暮色如墨,沉沉笼罩住靖王府。尘雨轩内,一片压抑的忙乱。
寒羽和惊蛰看着宫人们默不作声地将露柚凝的衣物、书籍,尤其是那满满一箱的金针与医案,一一打包,送往那座象征着王府权力中心、却也冰冷如铁牢的墨渊斋,两人的脸上都写满了焦急与排斥。
“王妃!”惊蛰终于忍不住,声音带着哭腔,一把拉住露柚凝的衣袖,“真的要去吗?那墨渊斋……王爷他……”
她想说王爷之前那般冷漠,如今凭什么靠一道懿旨就强行让王妃搬过去?
寒羽虽未说话,但那紧抿的唇线和周身比平日更冷冽三分的寒气,已充分表达了她的态度。
她护卫露柚凝日久,深知这位王妃外柔内刚,心性极高,此番被太后以这般近乎羞辱的方式安排,其内心的屈辱与愤怒,恐怕远胜于她们这些旁观者。

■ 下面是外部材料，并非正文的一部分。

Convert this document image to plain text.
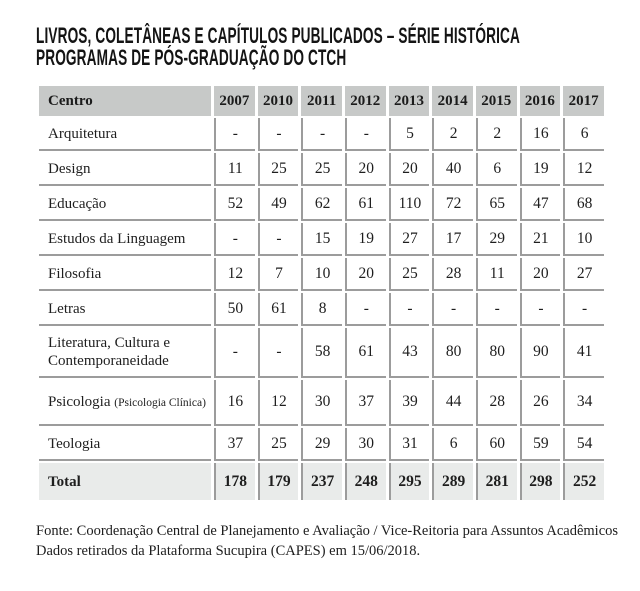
LIVROS, COLETÂNEAS E CAPÍTULOS PUBLICADOS – SÉRIE HISTÓRICA
PROGRAMAS DE PÓS-GRADUAÇÃO DO CTCH
Centro	2007	2010	2011	2012	2013	2014	2015	2016	2017
Arquitetura	-	-	-	-	5	2	2	16	6
Design	11	25	25	20	20	40	6	19	12
Educação	52	49	62	61	110	72	65	47	68
Estudos da Linguagem	-	-	15	19	27	17	29	21	10
Filosofia	12	7	10	20	25	28	11	20	27
Letras	50	61	8	-	-	-	-	-	-
Literatura, Cultura e Contemporaneidade	-	-	58	61	43	80	80	90	41
Psicologia (Psicologia Clínica)	16	12	30	37	39	44	28	26	34
Teologia	37	25	29	30	31	6	60	59	54
Total	178	179	237	248	295	289	281	298	252
Fonte: Coordenação Central de Planejamento e Avaliação / Vice-Reitoria para Assuntos Acadêmicos
Dados retirados da Plataforma Sucupira (CAPES) em 15/06/2018.
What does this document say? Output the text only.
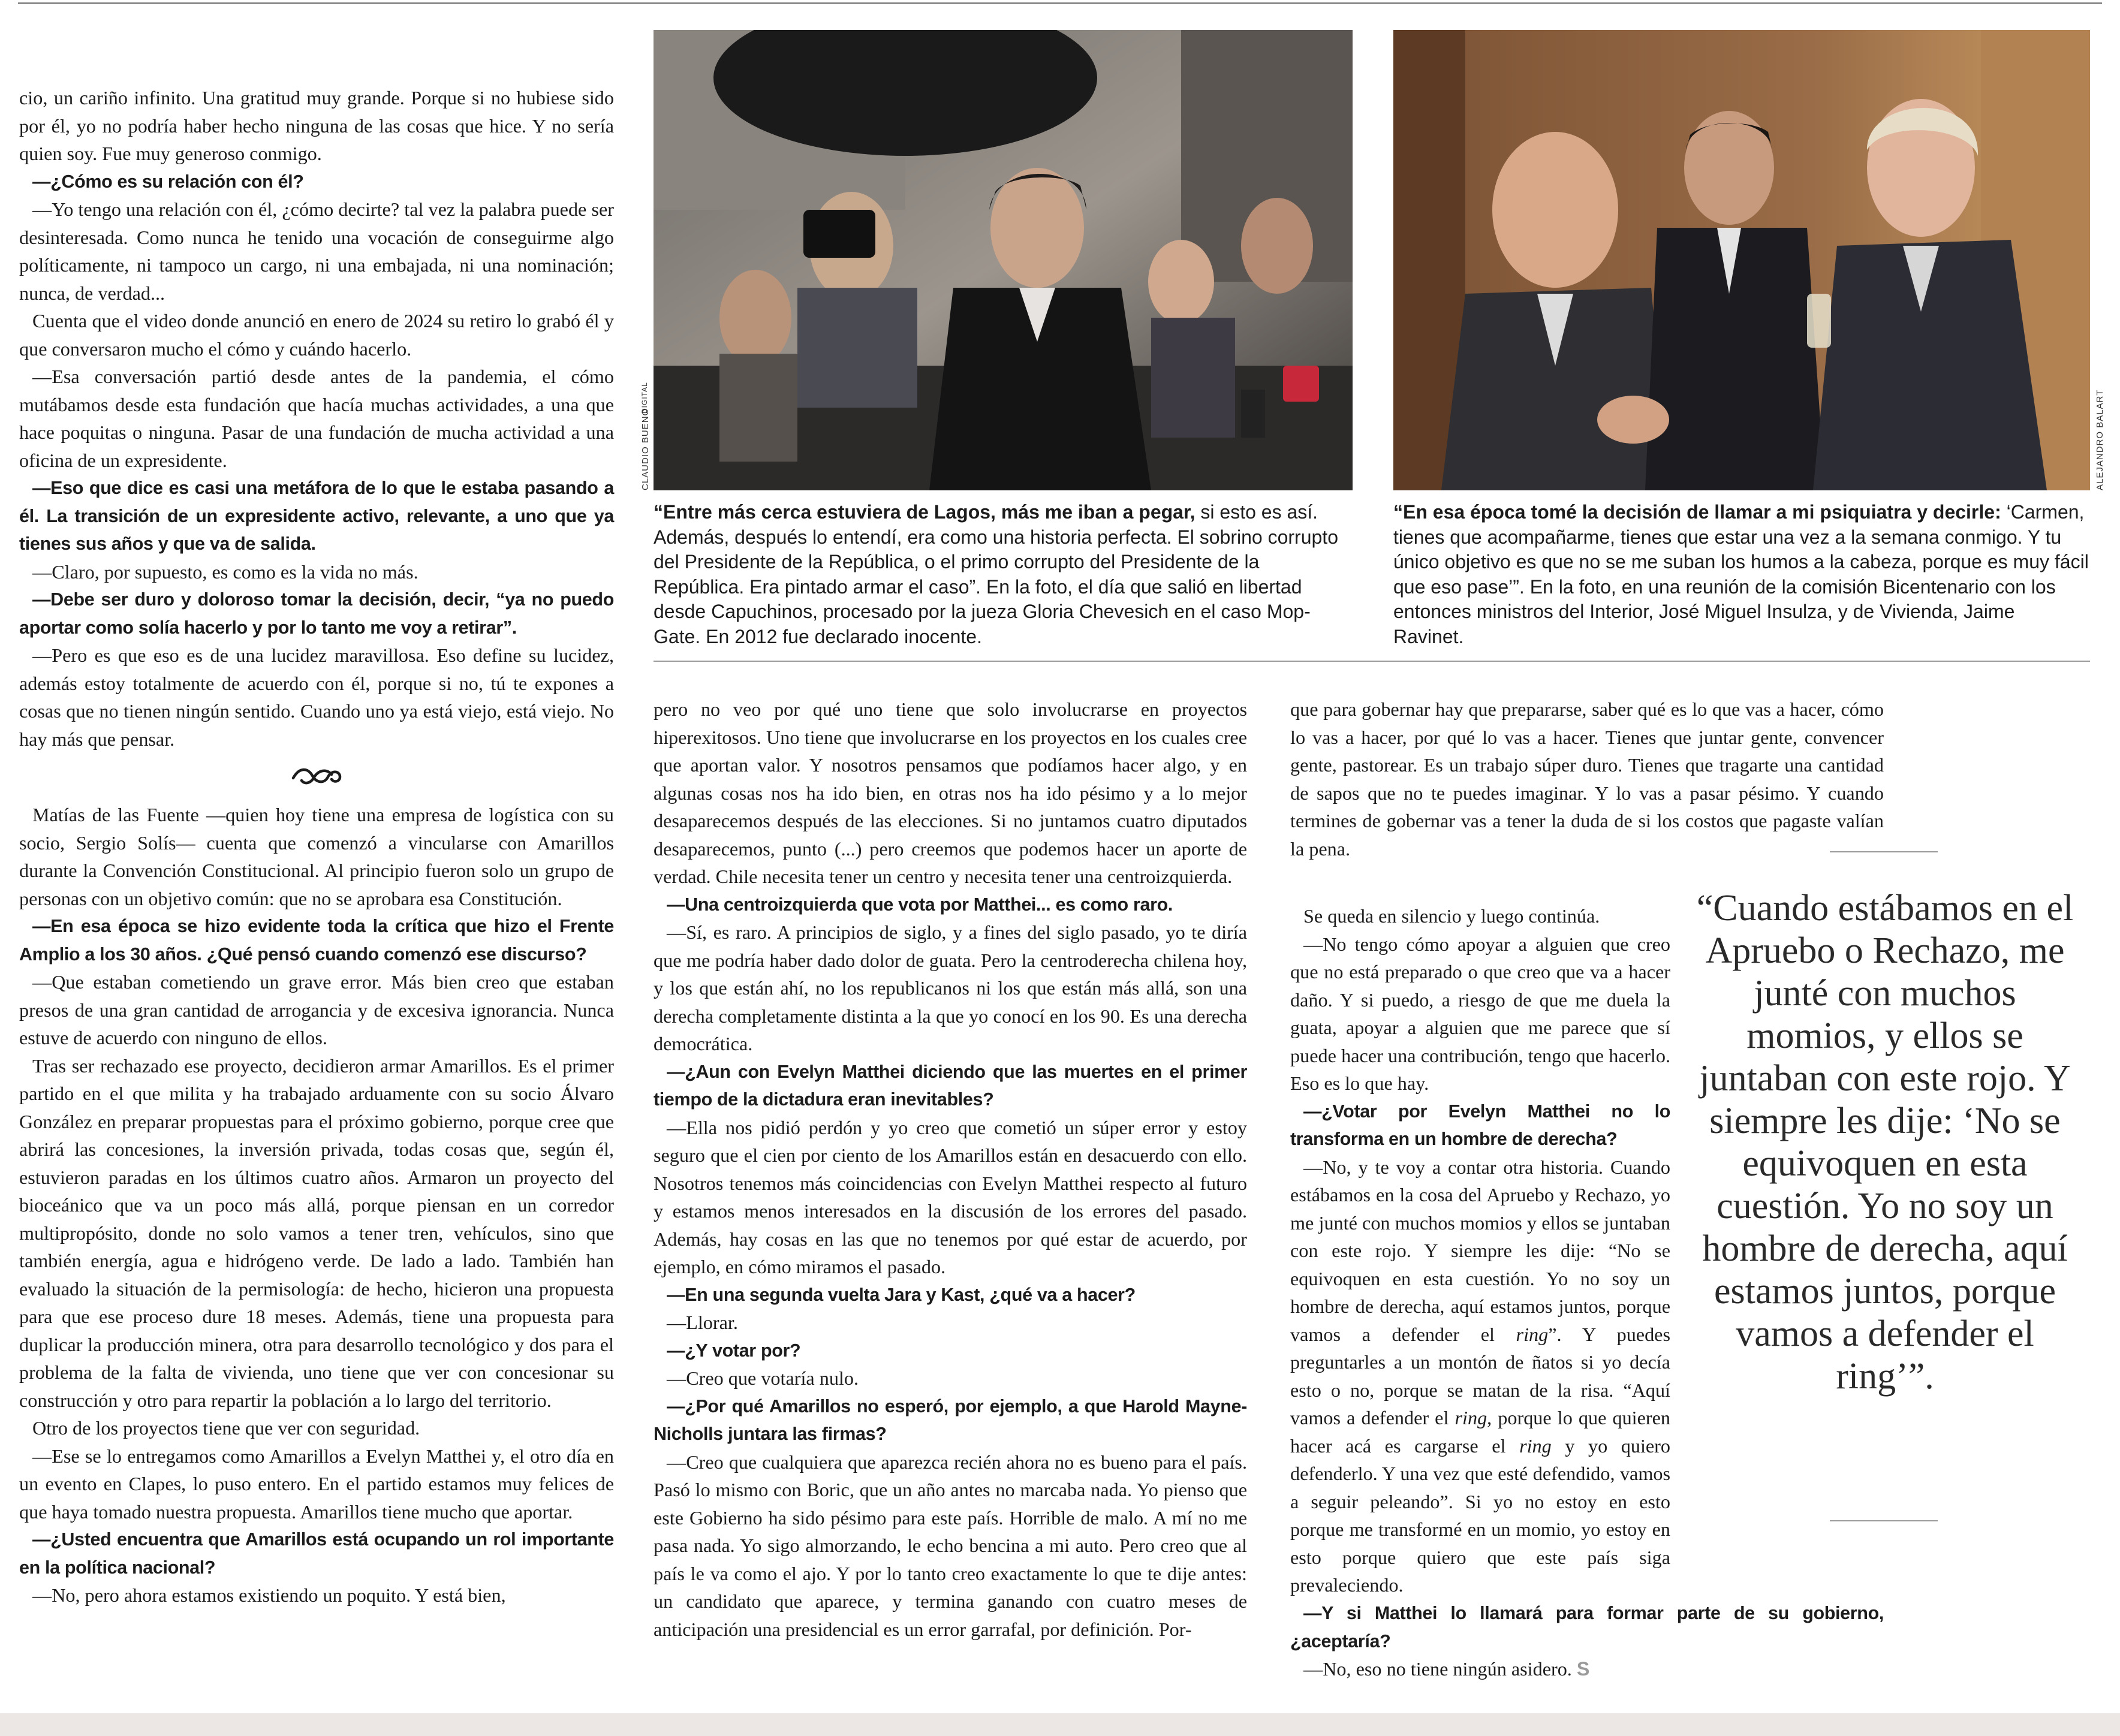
cio, un cariño infinito. Una gratitud muy grande. Porque si no hubiese sido por él, yo no podría haber hecho ninguna de las cosas que hice. Y no sería quien soy. Fue muy generoso conmigo.

—¿Cómo es su relación con él?

—Yo tengo una relación con él, ¿cómo decirte? tal vez la palabra puede ser desinteresada. Como nunca he tenido una vocación de conseguirme algo políticamente, ni tampoco un cargo, ni una embajada, ni una nominación; nunca, de verdad...

Cuenta que el video donde anunció en enero de 2024 su retiro lo grabó él y que conversaron mucho el cómo y cuándo hacerlo.

—Esa conversación partió desde antes de la pandemia, el cómo mutábamos desde esta fundación que hacía muchas actividades, a una que hace poquitas o ninguna. Pasar de una fundación de mucha actividad a una oficina de un expresidente.

—Eso que dice es casi una metáfora de lo que le estaba pasando a él. La transición de un expresidente activo, relevante, a uno que ya tienes sus años y que va de salida.

—Claro, por supuesto, es como es la vida no más.

—Debe ser duro y doloroso tomar la decisión, decir, “ya no puedo aportar como solía hacerlo y por lo tanto me voy a retirar”.

—Pero es que eso es de una lucidez maravillosa. Eso define su lucidez, además estoy totalmente de acuerdo con él, porque si no, tú te expones a cosas que no tienen ningún sentido. Cuando uno ya está viejo, está viejo. No hay más que pensar.

Matías de las Fuente —quien hoy tiene una empresa de logística con su socio, Sergio Solís— cuenta que comenzó a vincularse con Amarillos durante la Convención Constitucional. Al principio fueron solo un grupo de personas con un objetivo común: que no se aprobara esa Constitución.

—En esa época se hizo evidente toda la crítica que hizo el Frente Amplio a los 30 años. ¿Qué pensó cuando comenzó ese discurso?

—Que estaban cometiendo un grave error. Más bien creo que estaban presos de una gran cantidad de arrogancia y de excesiva ignorancia. Nunca estuve de acuerdo con ninguno de ellos.

Tras ser rechazado ese proyecto, decidieron armar Amarillos. Es el primer partido en el que milita y ha trabajado arduamente con su socio Álvaro González en preparar propuestas para el próximo gobierno, porque cree que abrirá las concesiones, la inversión privada, todas cosas que, según él, estuvieron paradas en los últimos cuatro años. Armaron un proyecto del bioceánico que va un poco más allá, porque piensan en un corredor multipropósito, donde no solo vamos a tener tren, vehículos, sino que también energía, agua e hidrógeno verde. De lado a lado. También han evaluado la situación de la permisología: de hecho, hicieron una propuesta para que ese proceso dure 18 meses. Además, tiene una propuesta para duplicar la producción minera, otra para desarrollo tecnológico y dos para el problema de la falta de vivienda, uno tiene que ver con concesionar su construcción y otro para repartir la población a lo largo del territorio.

Otro de los proyectos tiene que ver con seguridad.

—Ese se lo entregamos como Amarillos a Evelyn Matthei y, el otro día en un evento en Clapes, lo puso entero. En el partido estamos muy felices de que haya tomado nuestra propuesta. Amarillos tiene mucho que aportar.

—¿Usted encuentra que Amarillos está ocupando un rol importante en la política nacional?

—No, pero ahora estamos existiendo un poquito. Y está bien,

CLAUDIO BUENO
DIGITAL
“Entre más cerca estuviera de Lagos, más me iban a pegar, si esto es así. Además, después lo entendí, era como una historia perfecta. El sobrino corrupto del Presidente de la República, o el primo corrupto del Presidente de la República. Era pintado armar el caso”. En la foto, el día que salió en libertad desde Capuchinos, procesado por la jueza Gloria Chevesich en el caso Mop-Gate. En 2012 fue declarado inocente.
ALEJANDRO BALART
“En esa época tomé la decisión de llamar a mi psiquiatra y decirle: ‘Carmen, tienes que acompañarme, tienes que estar una vez a la semana conmigo. Y tu único objetivo es que no se me suban los humos a la cabeza, porque es muy fácil que eso pase’”. En la foto, en una reunión de la comisión Bicentenario con los entonces ministros del Interior, José Miguel Insulza, y de Vivienda, Jaime Ravinet.

pero no veo por qué uno tiene que solo involucrarse en proyectos hiperexitosos. Uno tiene que involucrarse en los proyectos en los cuales cree que aportan valor. Y nosotros pensamos que podíamos hacer algo, y en algunas cosas nos ha ido bien, en otras nos ha ido pésimo y a lo mejor desaparecemos después de las elecciones. Si no juntamos cuatro diputados desaparecemos, punto (...) pero creemos que podemos hacer un aporte de verdad. Chile necesita tener un centro y necesita tener una centroizquierda.

—Una centroizquierda que vota por Matthei... es como raro.

—Sí, es raro. A principios de siglo, y a fines del siglo pasado, yo te diría que me podría haber dado dolor de guata. Pero la centroderecha chilena hoy, y los que están ahí, no los republicanos ni los que están más allá, son una derecha completamente distinta a la que yo conocí en los 90. Es una derecha democrática.

—¿Aun con Evelyn Matthei diciendo que las muertes en el primer tiempo de la dictadura eran inevitables?

—Ella nos pidió perdón y yo creo que cometió un súper error y estoy seguro que el cien por ciento de los Amarillos están en desacuerdo con ello. Nosotros tenemos más coincidencias con Evelyn Matthei respecto al futuro y estamos menos interesados en la discusión de los errores del pasado. Además, hay cosas en las que no tenemos por qué estar de acuerdo, por ejemplo, en cómo miramos el pasado.

—En una segunda vuelta Jara y Kast, ¿qué va a hacer?

—Llorar.

—¿Y votar por?

—Creo que votaría nulo.

—¿Por qué Amarillos no esperó, por ejemplo, a que Harold Mayne-Nicholls juntara las firmas?

—Creo que cualquiera que aparezca recién ahora no es bueno para el país. Pasó lo mismo con Boric, que un año antes no marcaba nada. Yo pienso que este Gobierno ha sido pésimo para este país. Horrible de malo. A mí no me pasa nada. Yo sigo almorzando, le echo bencina a mi auto. Pero creo que al país le va como el ajo. Y por lo tanto creo exactamente lo que te dije antes: un candidato que aparece, y termina ganando con cuatro meses de anticipación una presidencial es un error garrafal, por definición. Por-

que para gobernar hay que prepararse, saber qué es lo que vas a hacer, cómo lo vas a hacer, por qué lo vas a hacer. Tienes que juntar gente, convencer gente, pastorear. Es un trabajo súper duro. Tienes que tragarte una cantidad de sapos que no te puedes imaginar. Y lo vas a pasar pésimo. Y cuando termines de gobernar vas a tener la duda de si los costos que pagaste valían la pena.

Se queda en silencio y luego continúa.

—No tengo cómo apoyar a alguien que creo que no está preparado o que creo que va a hacer daño. Y si puedo, a riesgo de que me duela la guata, apoyar a alguien que me parece que sí puede hacer una contribución, tengo que hacerlo. Eso es lo que hay.

—¿Votar por Evelyn Matthei no lo transforma en un hombre de derecha?

—No, y te voy a contar otra historia. Cuando estábamos en la cosa del Apruebo y Rechazo, yo me junté con muchos momios y ellos se juntaban con este rojo. Y siempre les dije: “No se equivoquen en esta cuestión. Yo no soy un hombre de derecha, aquí estamos juntos, porque vamos a defender el ring”. Y puedes preguntarles a un montón de ñatos si yo decía esto o no, porque se matan de la risa. “Aquí vamos a defender el ring, porque lo que quieren hacer acá es cargarse el ring y yo quiero defenderlo. Y una vez que esté defendido, vamos a seguir peleando”. Si yo no estoy en esto porque me transformé en un momio, yo estoy en esto porque quiero que este país siga prevaleciendo.

“Cuando estábamos en el Apruebo o Rechazo, me junté con muchos momios, y ellos se juntaban con este rojo. Y siempre les dije: ‘No se equivoquen en esta cuestión. Yo no soy un hombre de derecha, aquí estamos juntos, porque vamos a defender el ring’”.

—Y si Matthei lo llamará para formar parte de su gobierno, ¿aceptaría?

—No, eso no tiene ningún asidero. S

露柚凝看着为自己担忧不已的两个侍女,心中那片冰原之下,终于裂开一丝微小的缝隙,涌出些许暖意。
她轻轻拍了拍惊蛰的手背,声音平静得近乎诡异:“圣意难违,太后懿旨,不是我们能抗衡的。”
她顿了顿,目光投向窗外暮色中巍峨的墨渊斋轮廓,那双清冷的眸子里,最后一点微弱的期待也彻底熄灭。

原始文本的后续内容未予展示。